Renovation of older buildings
It is important to distinguish between the different types of facade already used on such buildings as these dictate options for improving the fabric’s energy efficiency.
Given the sustainability agenda, refurbishment and improvement of existing buildings would seem better than demolishing them and constructing new ones, with the planning delays, costs and carbon emissions the latter entail.
There are fewer options for improving traditionally constructed building facades than there are for modern buildings, due to the former’s intrinsic construction methods and robust materials such as brick, granite and limestone.
The rapid rise of rainscreen cladding in the past decade or so merits further discussion. Cladding on older high-rise buildings commonly uses rainscreen systems that are particularly suited to residential tower blocks, offices that have been converted into housing, student accommodation and budget hotels.
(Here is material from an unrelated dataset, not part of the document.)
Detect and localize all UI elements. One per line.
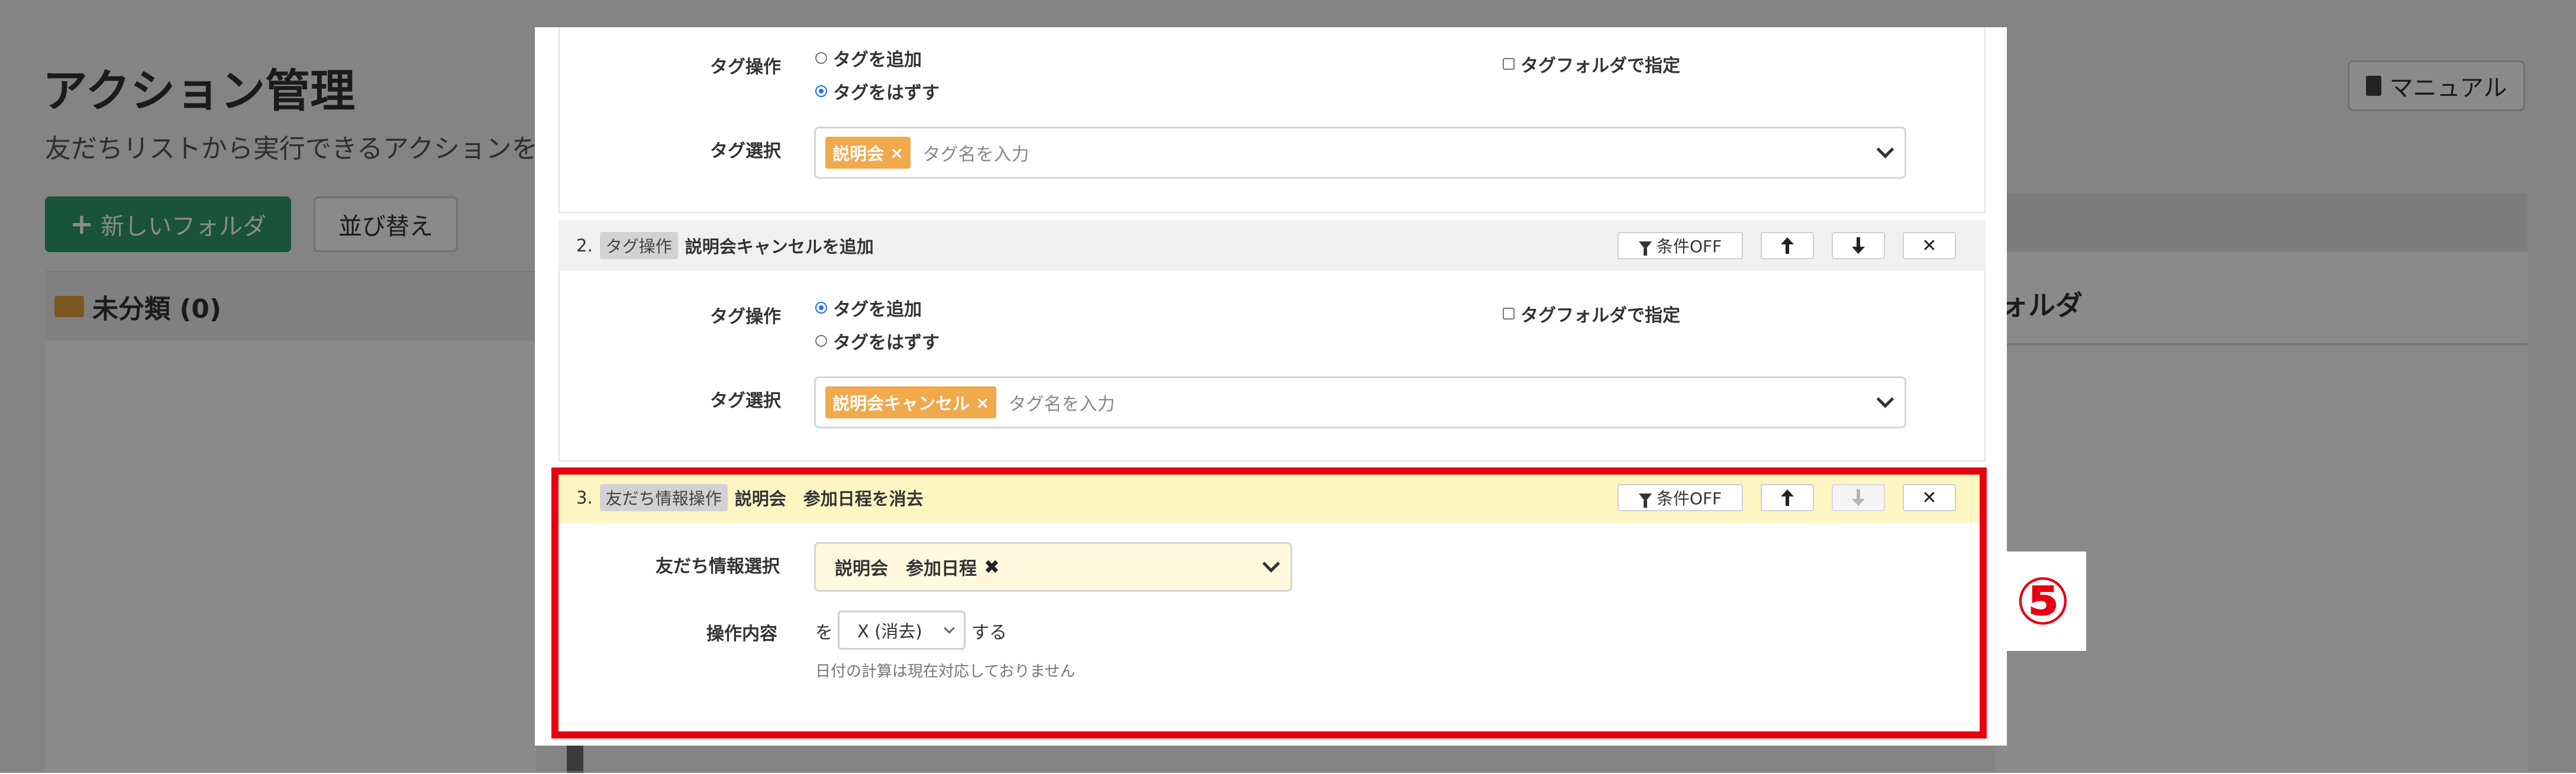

The aesthetics and energy efficiency of rainscreens offer immediate benefits. Such cladding can be fixed directly to the original construction with relative speed, and insulation and vapour control measures are fitted between them.
Figure 2: Rainscreen cladding
The cladding comes in a variety of materials such as high-pressure laminates, zinc, stainless steel, copper and a range of metal composites, including those that contain aluminium and, in high-profile buildings, even titanium. Glass-reinforced plastics or concrete and compressed cement panels are among alternative claddings.
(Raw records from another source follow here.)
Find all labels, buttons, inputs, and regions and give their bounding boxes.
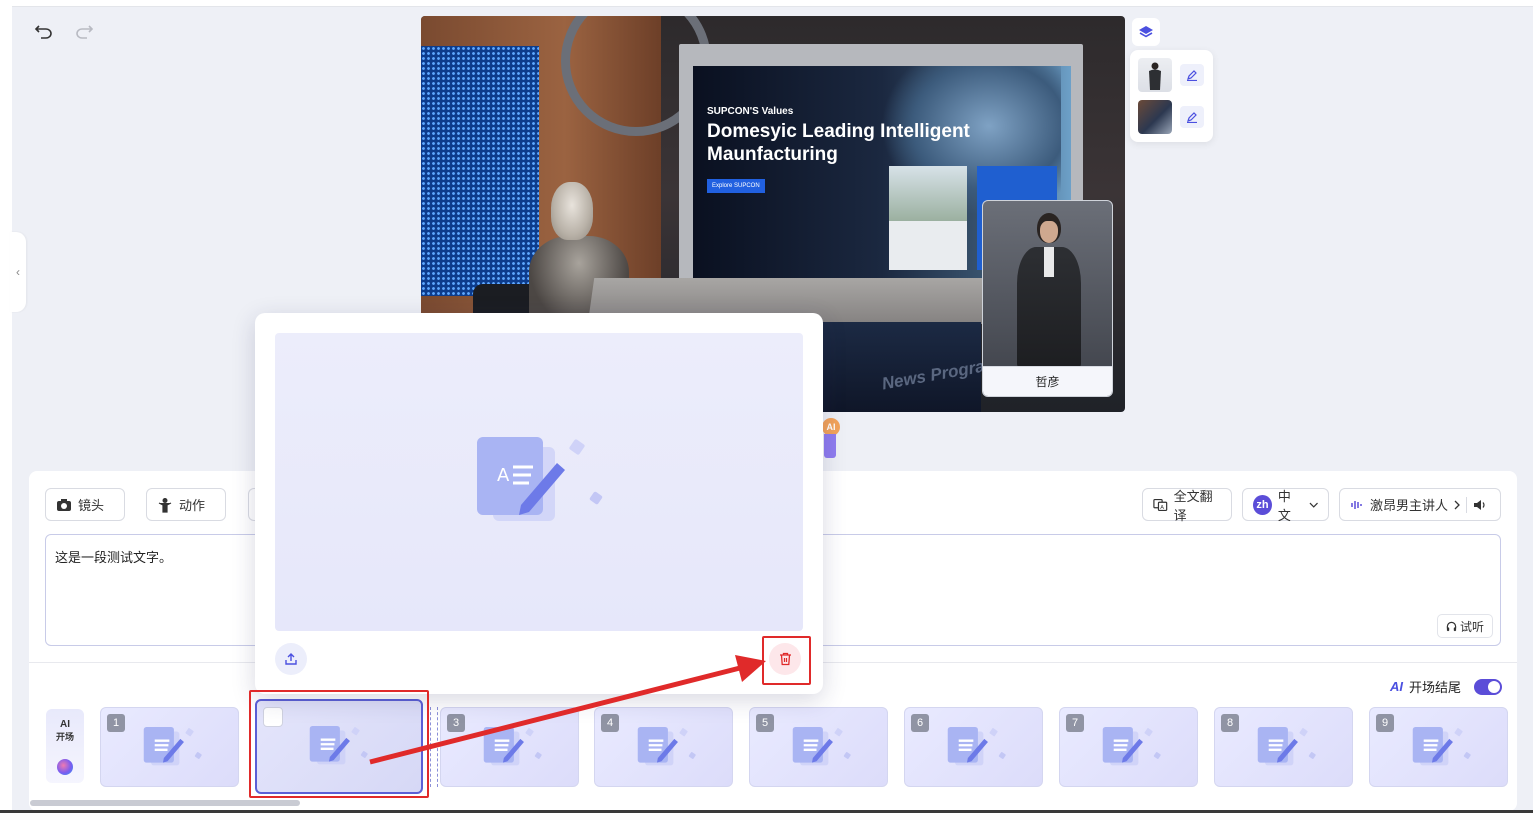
action-icon	[158, 497, 172, 513]
ai-orb-icon	[57, 759, 73, 775]
clip-thumbnail[interactable]: 5	[749, 707, 888, 787]
edit-presenter-button[interactable]	[1180, 64, 1204, 86]
document-edit-icon	[1255, 724, 1319, 775]
left-edge	[0, 0, 12, 813]
clip-number: 4	[601, 714, 619, 732]
clip-thumbnail[interactable]	[255, 699, 423, 794]
clip-number: 9	[1376, 714, 1394, 732]
document-edit-icon	[1410, 724, 1474, 775]
layers-icon	[1139, 26, 1153, 38]
svg-text:A: A	[497, 465, 510, 486]
redo-button[interactable]	[74, 22, 94, 40]
clip-thumbnail[interactable]: 7	[1059, 707, 1198, 787]
clip-checkbox[interactable]	[263, 707, 283, 727]
clip-thumbnail[interactable]: 6	[904, 707, 1043, 787]
clip-thumbnail[interactable]: 8	[1214, 707, 1353, 787]
delete-clip-button[interactable]	[769, 643, 801, 675]
listen-label: 试听	[1460, 619, 1485, 634]
presenter-figure	[1011, 213, 1087, 368]
clip-number: 6	[911, 714, 929, 732]
document-edit-icon	[307, 723, 371, 774]
undo-button[interactable]	[34, 22, 54, 40]
document-edit-icon	[945, 724, 1009, 775]
translate-button[interactable]: A 全文翻译	[1142, 488, 1232, 523]
upload-button[interactable]	[275, 643, 307, 675]
clip-thumbnail[interactable]: 9	[1369, 707, 1508, 787]
chevron-left-icon: ‹	[16, 265, 20, 279]
speaker-icon	[1474, 499, 1485, 510]
voice-label: 激昂男主讲人	[1370, 498, 1449, 513]
listen-button[interactable]: 试听	[1437, 614, 1494, 638]
presenter-name: 哲彦	[983, 366, 1112, 396]
opening-ending-toggle[interactable]	[1474, 679, 1502, 695]
screen-small-text: SUPCON'S Values	[707, 106, 794, 117]
edit-icon	[1187, 112, 1197, 123]
ai-icon: AI	[1390, 679, 1403, 694]
camera-icon	[57, 498, 71, 511]
document-edit-icon	[635, 724, 699, 775]
layers-panel	[1130, 50, 1213, 142]
clip-number: 3	[447, 714, 465, 732]
document-edit-icon	[141, 724, 205, 775]
voice-select[interactable]: 激昂男主讲人	[1339, 488, 1501, 521]
camera-label: 镜头	[78, 498, 105, 513]
redo-icon	[76, 25, 94, 39]
action-button[interactable]: 动作	[146, 488, 226, 521]
chevron-down-icon	[1309, 502, 1318, 508]
svg-text:A: A	[1160, 505, 1164, 511]
translate-label: 全文翻译	[1173, 488, 1213, 523]
upload-icon	[285, 653, 297, 665]
opening-ending-toggle-label: AI 开场结尾	[1390, 677, 1461, 696]
clip-thumbnail[interactable]: 1	[100, 707, 239, 787]
language-code-badge: zh	[1253, 494, 1272, 515]
language-label: 中文	[1277, 488, 1291, 523]
camera-button[interactable]: 镜头	[45, 488, 125, 521]
background-thumbnail	[1138, 100, 1172, 134]
undo-icon	[34, 25, 52, 39]
screen-button: Explore SUPCON	[707, 179, 765, 193]
screen-title: Domesyic Leading Intelligent Maunfacturi…	[707, 121, 970, 165]
popup-preview-area: A	[275, 333, 803, 631]
document-edit-icon: A	[477, 437, 603, 521]
document-edit-icon	[1100, 724, 1164, 775]
layer-row-background[interactable]	[1138, 100, 1208, 134]
translate-icon: A	[1153, 498, 1168, 511]
clip-preview-popup: A	[255, 313, 823, 694]
ai-open-line1: AI	[60, 719, 70, 730]
clip-number: 7	[1066, 714, 1084, 732]
timeline-scrollbar[interactable]	[30, 800, 300, 806]
presenter-card[interactable]: 哲彦	[982, 200, 1113, 397]
clip-thumbnail[interactable]: 3	[440, 707, 579, 787]
anchor-head	[551, 182, 593, 240]
ai-opening-button[interactable]: AI 开场	[46, 709, 84, 783]
screen-card	[889, 166, 967, 270]
action-label: 动作	[179, 498, 206, 513]
edit-icon	[1187, 70, 1197, 81]
voice-wave-icon	[1351, 500, 1362, 509]
opening-ending-label: 开场结尾	[1409, 680, 1462, 695]
world-map-panel	[421, 46, 539, 296]
document-edit-icon	[790, 724, 854, 775]
chevron-right-icon	[1454, 500, 1460, 509]
document-edit-icon	[481, 724, 545, 775]
headphones-icon	[1446, 621, 1457, 631]
clip-insert-gap[interactable]	[430, 707, 438, 787]
clip-thumbnail[interactable]: 4	[594, 707, 733, 787]
layer-row-presenter[interactable]	[1138, 58, 1208, 92]
clip-number: 8	[1221, 714, 1239, 732]
collapse-sidebar-tab[interactable]: ‹	[10, 232, 26, 312]
clip-number: 1	[107, 714, 125, 732]
clip-number: 5	[756, 714, 774, 732]
ai-float-badge[interactable]: AI	[822, 418, 840, 458]
ai-open-line2: 开场	[55, 732, 74, 742]
language-select[interactable]: zh 中文	[1242, 488, 1329, 523]
trash-icon	[779, 652, 791, 666]
edit-background-button[interactable]	[1180, 106, 1204, 128]
presenter-thumbnail	[1138, 58, 1172, 92]
layers-button[interactable]	[1132, 18, 1160, 46]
Another quick way to improve buildings is to fix insulation to the existing wall and then apply an acrylic render to it, which is available in a wide range of colours. Readers should be aware of safety concerns over such systems following the Grenfell Tower fire, however, and discuss these with their clients at the earliest opportunity.
Aluminium composite material (ACM) cladding – not to be confused with the more common term asbestos-containing material, which has the same abbreviation – is a versatile product that has been around since the early 1970s and was used predominantly in low-rise constructions, typically at entrances and lobbies.
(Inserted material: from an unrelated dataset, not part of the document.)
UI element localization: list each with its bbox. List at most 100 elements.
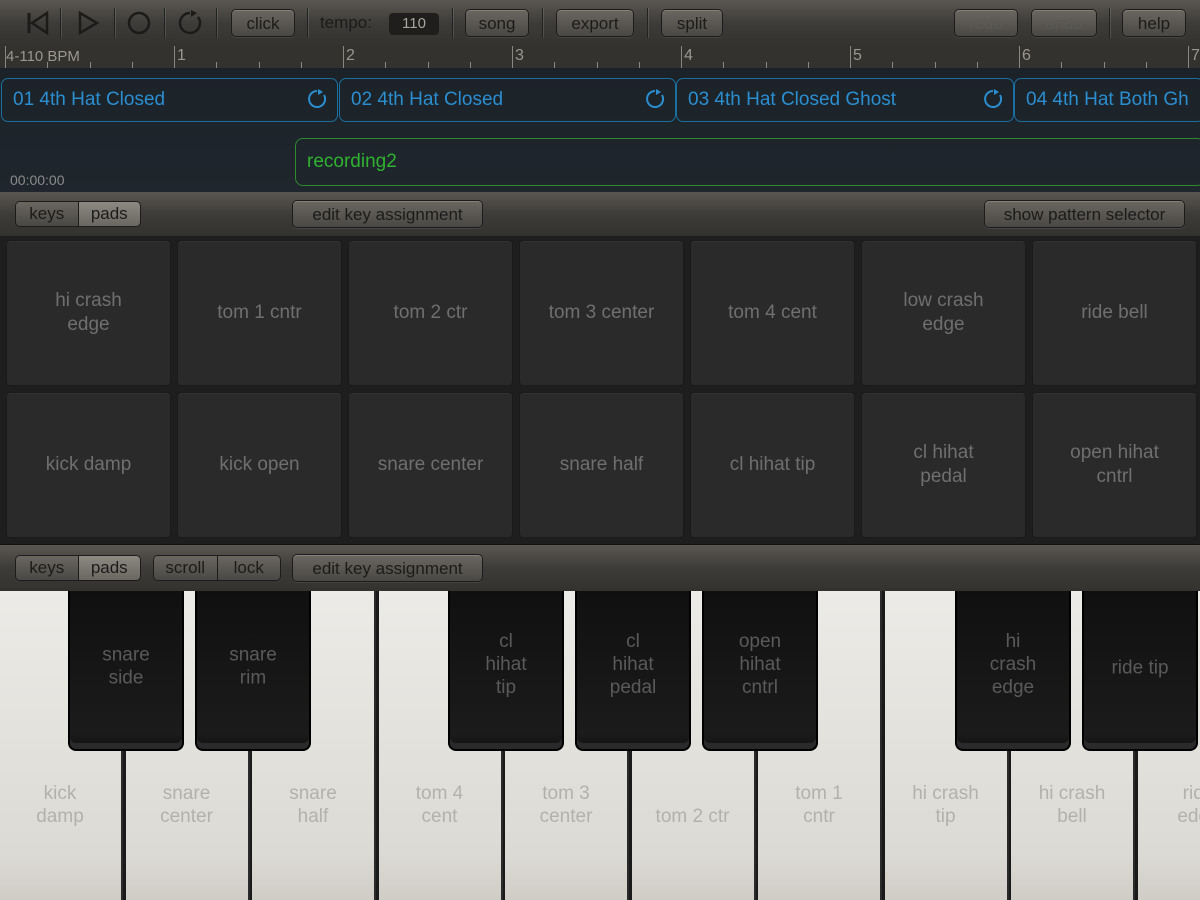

In recent years, it has been developed and used in high-profile properties such as the Marina Bay Sands Hotel in Singapore and high-rise offices and hotels in Dubai, among other locations.
ACM is essentially 2 thin skins of aluminium or other metal, bonded to a plastic core to form a relatively rigid sheet some 3–4mm thick. The sheet can be folded and shaped easily to form a cladding panel. The basic core material can be highly flammable, however, so it must be used with extreme caution, particularly on high-rise properties.
The insulation and cavity barriers behind it must also be selected and installed carefully to conform to the appropriate parts of Approved Document B. The system as a whole – the cladding, insulation, fixings and cavity barriers – must also comply with the requirements of BS 8414. The Department for Communities and Local Government’s guidance notes provide the latest information.
Readers should also be aware of the calls for cladding and the insulation behind them to be non-combustible. Although a system may satisfy current requirements, there is a public perception that fire safety in high-rise and high-risk buildings needs to be much greater, and this may affect the demand for and valuation of such properties in the future.
Both ACM and rainscreen cladding have limitations in terms of performance, but in the light of the Grenfell Tower fire, compliance with Approved Document B4 and, at worst, limited combustibility are among the most important requirements. Proper installation of cavity barriers, compartmentation and fire-stopping are likewise fundamental to compliance.
Since ACM is relatively light, flexible and of limited strength, the design and methods of installation must be considered carefully as well, to prevent it detaching during high winds, particularly in high-rise developments.
For a facade to perform throughout its design life and beyond, ensure good, thorough consultation at all stages of the procurement and installation processes.